Sonic Cinema

Sounds, Visions and Insights by Brian Skutle

Cop Out

Grade : B Year : 2010 Director : Kevin Smith Running Time : 1hr 47min Genre : , ,
Movie review score
B

Well, here’s something I never really saw coming. In crafting his own throwback to the buddy movies of the ’80s (complete with songs and score by “Top Gun” and “Beverly Hills Cop” composer Harold Faltermeyer), raunch-master Kevin Smith has done something unexpected- directed a movie from someone else’s script.

The result is better than you think, and funnier than critics will let on.

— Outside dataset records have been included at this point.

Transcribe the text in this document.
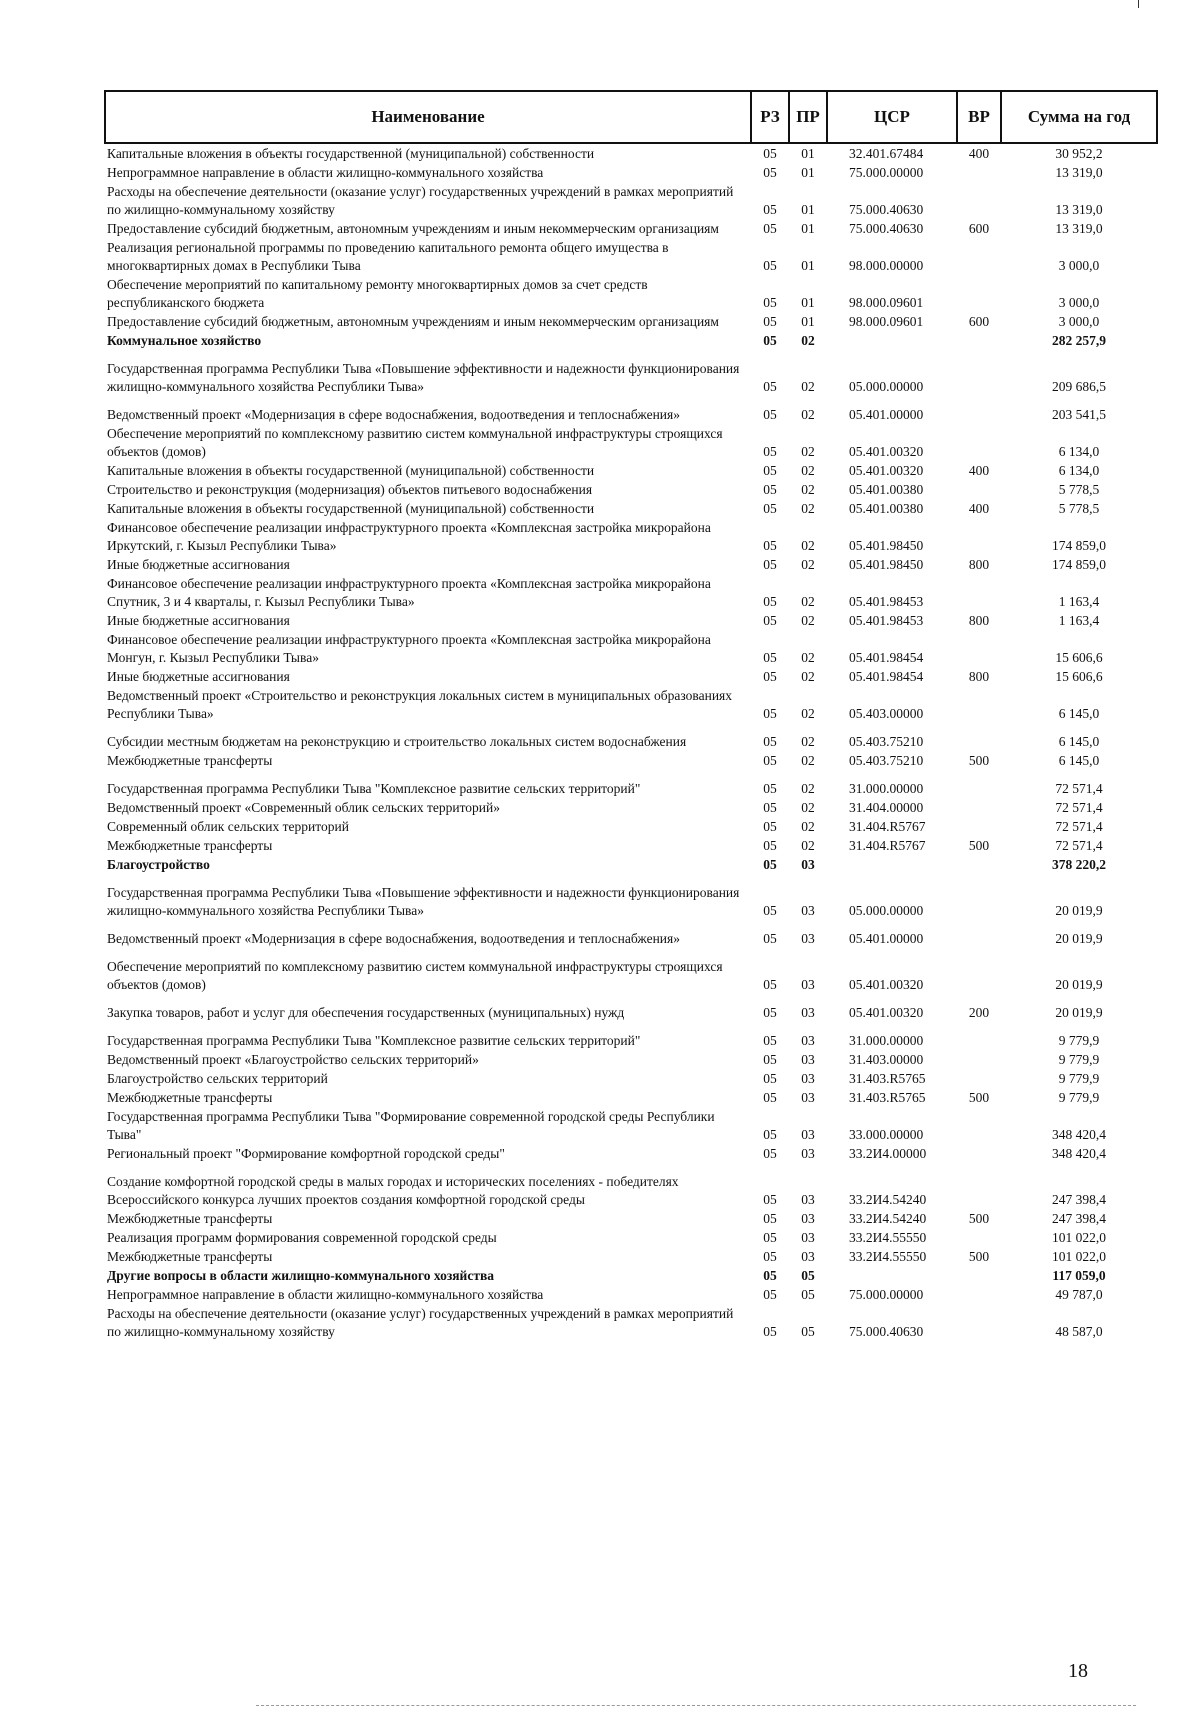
Наименование	РЗ	ПР	ЦСР	ВР	Сумма на год
Капитальные вложения в объекты государственной (муниципальной) собственности	05	01	32.401.67484	400	30 952,2
Непрограммное направление в области жилищно-коммунального хозяйства	05	01	75.000.00000		13 319,0
Расходы на обеспечение деятельности (оказание услуг) государственных учреждений в рамках мероприятий по жилищно-коммунальному хозяйству	05	01	75.000.40630		13 319,0
Предоставление субсидий бюджетным, автономным учреждениям и иным некоммерческим организациям	05	01	75.000.40630	600	13 319,0
Реализация региональной программы по проведению капитального ремонта общего имущества в многоквартирных домах в Республики Тыва	05	01	98.000.00000		3 000,0
Обеспечение мероприятий по капитальному ремонту многоквартирных домов за счет средств республиканского бюджета	05	01	98.000.09601		3 000,0
Предоставление субсидий бюджетным, автономным учреждениям и иным некоммерческим организациям	05	01	98.000.09601	600	3 000,0
Коммунальное хозяйство	05	02			282 257,9
Государственная программа Республики Тыва «Повышение эффективности и надежности функционирования жилищно-коммунального хозяйства Республики Тыва»	05	02	05.000.00000		209 686,5
Ведомственный проект «Модернизация в сфере водоснабжения, водоотведения и теплоснабжения»	05	02	05.401.00000		203 541,5
Обеспечение мероприятий по комплексному развитию систем коммунальной инфраструктуры строящихся объектов (домов)	05	02	05.401.00320		6 134,0
Капитальные вложения в объекты государственной (муниципальной) собственности	05	02	05.401.00320	400	6 134,0
Строительство и реконструкция (модернизация) объектов питьевого водоснабжения	05	02	05.401.00380		5 778,5
Капитальные вложения в объекты государственной (муниципальной) собственности	05	02	05.401.00380	400	5 778,5
Финансовое обеспечение реализации инфраструктурного проекта «Комплексная застройка микрорайона Иркутский, г. Кызыл Республики Тыва»	05	02	05.401.98450		174 859,0
Иные бюджетные ассигнования	05	02	05.401.98450	800	174 859,0
Финансовое обеспечение реализации инфраструктурного проекта «Комплексная застройка микрорайона Спутник, 3 и 4 кварталы, г. Кызыл Республики Тыва»	05	02	05.401.98453		1 163,4
Иные бюджетные ассигнования	05	02	05.401.98453	800	1 163,4
Финансовое обеспечение реализации инфраструктурного проекта «Комплексная застройка микрорайона Монгун, г. Кызыл Республики Тыва»	05	02	05.401.98454		15 606,6
Иные бюджетные ассигнования	05	02	05.401.98454	800	15 606,6
Ведомственный проект «Строительство и реконструкция локальных систем в муниципальных образованиях Республики Тыва»	05	02	05.403.00000		6 145,0
Субсидии местным бюджетам на реконструкцию и строительство локальных систем водоснабжения	05	02	05.403.75210		6 145,0
Межбюджетные трансферты	05	02	05.403.75210	500	6 145,0
Государственная программа Республики Тыва "Комплексное развитие сельских территорий"	05	02	31.000.00000		72 571,4
Ведомственный проект «Современный облик сельских территорий»	05	02	31.404.00000		72 571,4
Современный облик сельских территорий	05	02	31.404.R5767		72 571,4
Межбюджетные трансферты	05	02	31.404.R5767	500	72 571,4
Благоустройство	05	03			378 220,2
Государственная программа Республики Тыва «Повышение эффективности и надежности функционирования жилищно-коммунального хозяйства Республики Тыва»	05	03	05.000.00000		20 019,9
Ведомственный проект «Модернизация в сфере водоснабжения, водоотведения и теплоснабжения»	05	03	05.401.00000		20 019,9
Обеспечение мероприятий по комплексному развитию систем коммунальной инфраструктуры строящихся объектов (домов)	05	03	05.401.00320		20 019,9
Закупка товаров, работ и услуг для обеспечения государственных (муниципальных) нужд	05	03	05.401.00320	200	20 019,9
Государственная программа Республики Тыва "Комплексное развитие сельских территорий"	05	03	31.000.00000		9 779,9
Ведомственный проект «Благоустройство сельских территорий»	05	03	31.403.00000		9 779,9
Благоустройство сельских территорий	05	03	31.403.R5765		9 779,9
Межбюджетные трансферты	05	03	31.403.R5765	500	9 779,9
Государственная программа Республики Тыва "Формирование современной городской среды Республики Тыва"	05	03	33.000.00000		348 420,4
Региональный проект "Формирование комфортной городской среды"	05	03	33.2И4.00000		348 420,4
Создание комфортной городской среды в малых городах и исторических поселениях - победителях Всероссийского конкурса лучших проектов создания комфортной городской среды	05	03	33.2И4.54240		247 398,4
Межбюджетные трансферты	05	03	33.2И4.54240	500	247 398,4
Реализация программ формирования современной городской среды	05	03	33.2И4.55550		101 022,0
Межбюджетные трансферты	05	03	33.2И4.55550	500	101 022,0
Другие вопросы в области жилищно-коммунального хозяйства	05	05			117 059,0
Непрограммное направление в области жилищно-коммунального хозяйства	05	05	75.000.00000		49 787,0
Расходы на обеспечение деятельности (оказание услуг) государственных учреждений в рамках мероприятий по жилищно-коммунальному хозяйству	05	05	75.000.40630		48 587,0
18
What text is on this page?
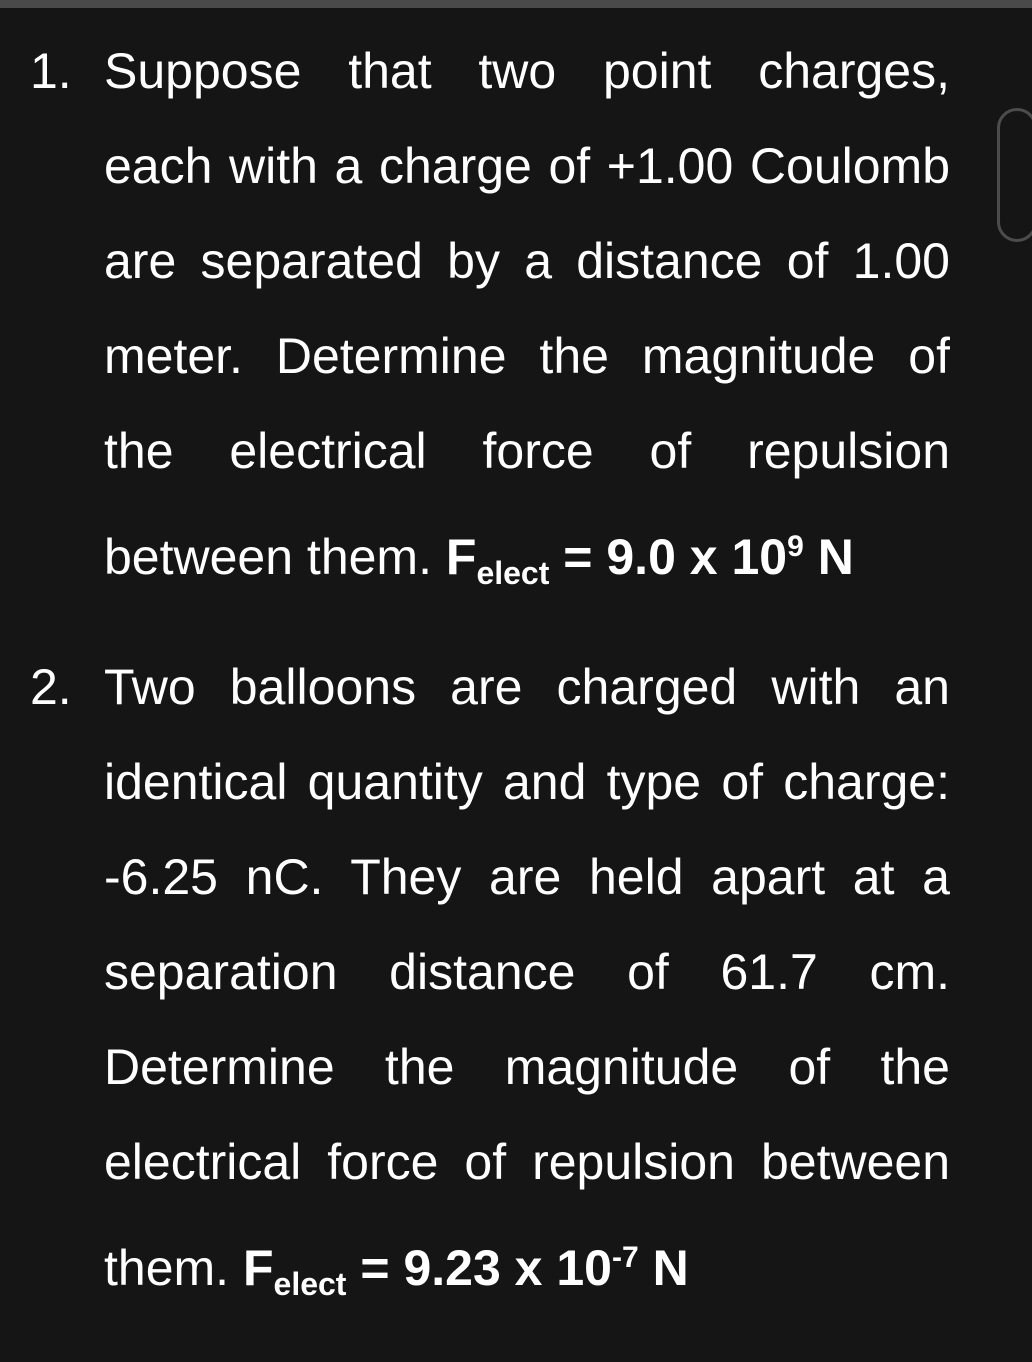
1. Suppose that two point charges,
each with a charge of +1.00 Coulomb
are separated by a distance of 1.00
meter. Determine the magnitude of
the electrical force of repulsion
between them. $F_{elect} = 9.0$ x $10^9$ N
2. Two balloons are charged with an
identical quantity and type of charge:
-6.25 nC. They are held apart at a
separation distance of 61.7 cm.
Determine the magnitude of the
electrical force of repulsion between
them. $F_{elect} = 9.23$ x $10^{-7}$ N
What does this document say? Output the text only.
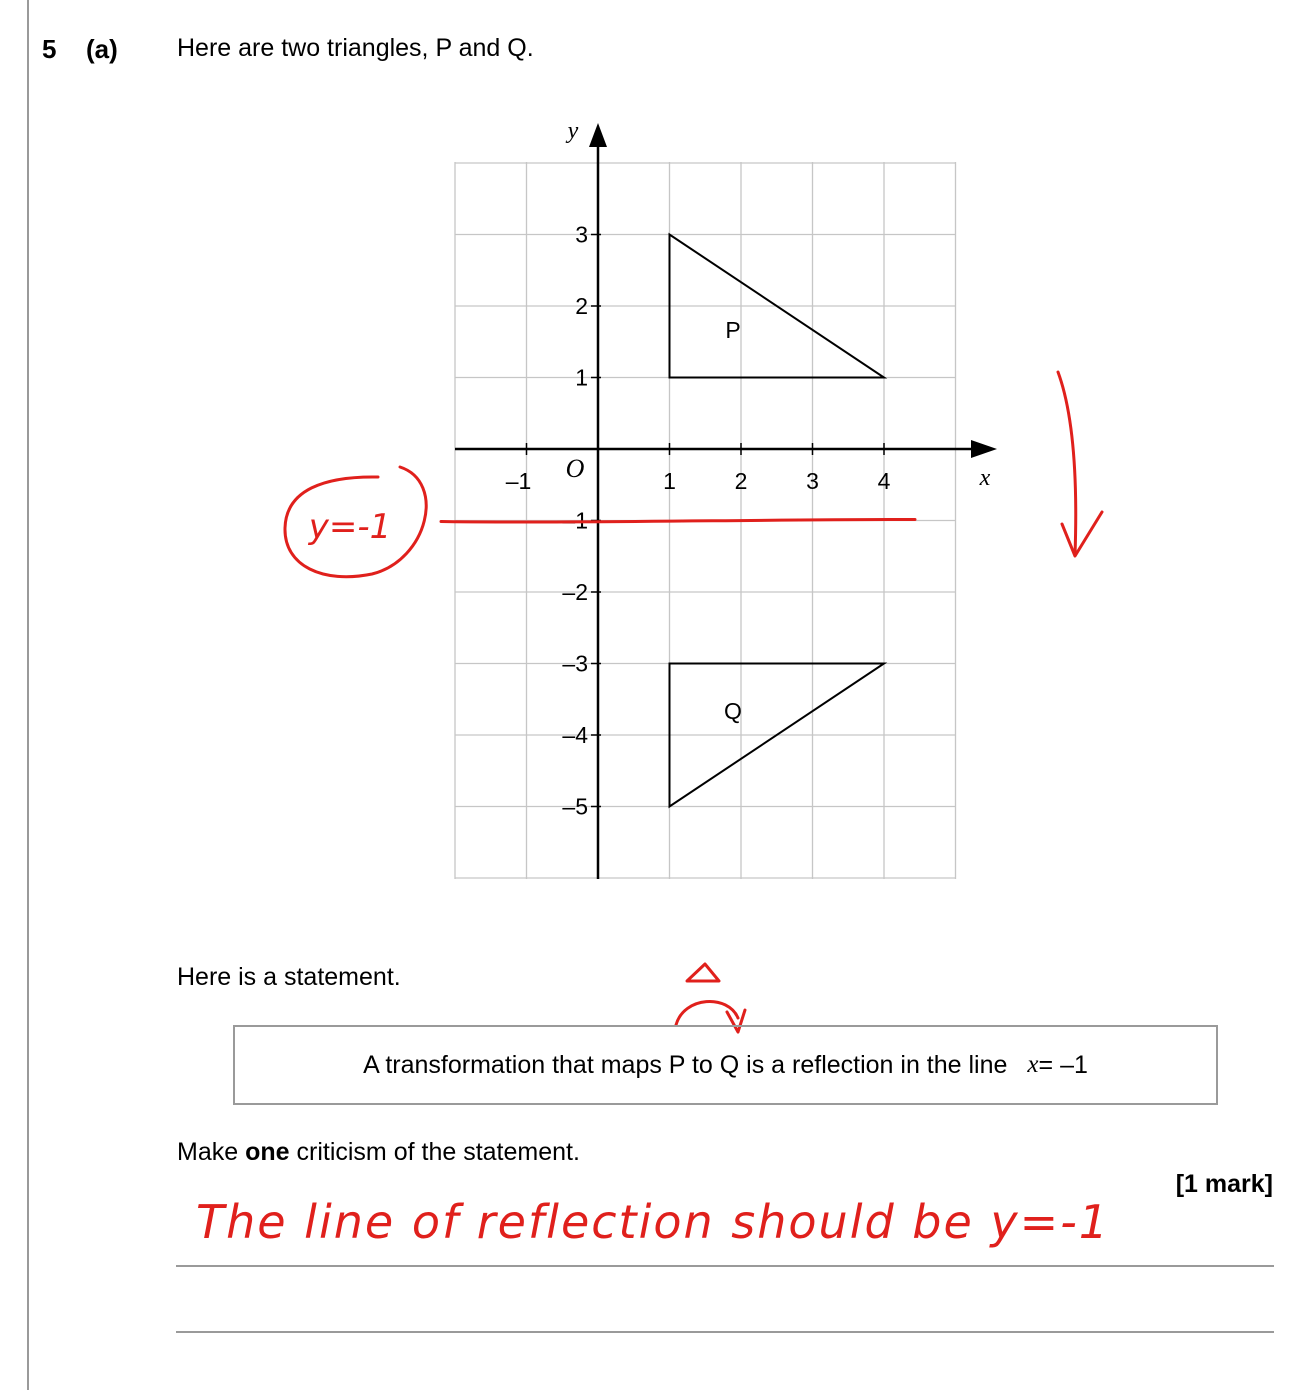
5 (a) Here are two triangles, P and Q.
x
y
O
–1	1	2	3	4
3
2
1
–1
–2
–3
–4
–5
P
Q
y=-1
Here is a statement.
A transformation that maps P to Q is a reflection in the line x = –1
Make one criticism of the statement.
[1 mark]
The line of reflection should be y=-1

True, it’s more guilty pleasure than K Smith classic like “Chasing Amy,” “Dogma,” and the “Clerks” films, but even guilty pleasure Kevin Smith (think the much-maligned “Mallrats”) beats most other comedies at the multiplex.

Leading the way in front of the camera are Bruce Willis- whom Smith appeared onscreen with in “Live Free and Die Hard”- and Tracy Morgan (who was one of a gazillion cameos in “Jay and Silent Bob Strike Back”) as NYPD cops Jimmy and Paul, who get caught up in a Mexican drug ring investigation when Jimmy is trying to sell a classic baseball card to pay for his daughter’s wedding when they’re put on suspension after a sting gone wrong.

If all you’ve seen of this movie is the green-band trailers and TV spots, you haven’t gotten a good feel for this flick. Trust me, you haven’t. Willis and Morgan are having a lot of fun, even if some jokes feel forced. Some of the gags are just too funny to give up in a review, except I’ll say that the supporting characters- from Sean William Scott’s petty thief to Adam Brody and Kevin Pollack’s odd-couple cops to Rashida Jones’ wife (to Paul) and Jason Lee as the snooty stepfather to Jimmy’s daughter Ava (Michelle Trachtenberg), well, each of them have some pretty great moments in this movie.

But the best surprise in this movie comes from Smith, who makes the script by Mark and Robb Cullen into his own, delivering on the film’s ’80s action vibe while also injecting it with his own brand of raunchy wit. The result is more entertaining than it has any right to be.